TORONTO (Reuters) - Canada’s main stock index was little changed on Tuesday, with a rally in the gold-mining sector offset by weakness in energy shares, as investors digested economic data from China and a global growth forecast from the International Monetary Fund.
The Chinese economy grew at its slowest pace in 24 years in 2014, but fourth-quarter growth held steady at 7.3 percent, slightly stronger than had been expected.
Investors also digested a report in which the International Monetary Fund lowered its global growth projections and said central banks should favor accommodative monetary policies.
The market is expecting the European Central Bank to announce stimulative measures on Thursday.
The benchmark TSX has shed 2.2 percent this year, with a selloff in oil prices and energy shares holding back the index.
“We continue to see volatility (in oil prices).
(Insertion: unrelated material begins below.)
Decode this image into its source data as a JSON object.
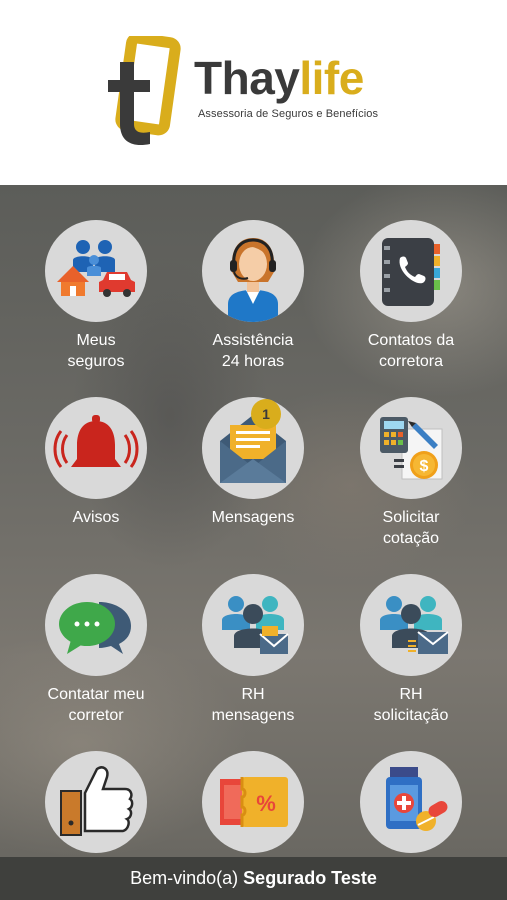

We expect violent moves both ways,” said Youssef Zohny, portfolio manager at StennerZohny Investment Partners of Richardson GMP Ltd, which manages about C$28.3 billion in assets.
“We’re looking at the sectors with the most value, and the resource sectors look very attractive relative to the rest of the market,” he said, adding investors should rebalance their portfolios as the market remains choppy.
The Toronto Stock Exchange’s S&P/TSX composite index .GSPTSE closed down 4.06 points, or 0.03 percent, at 14,308.44. Seven of the 10 main sectors on the index were in the red.
Financials, the index’s most heavily weighted sector, gave back 0.3 percent. Royal Bank of Canada (RY.TO) shed 0.5 percent to C$75.41.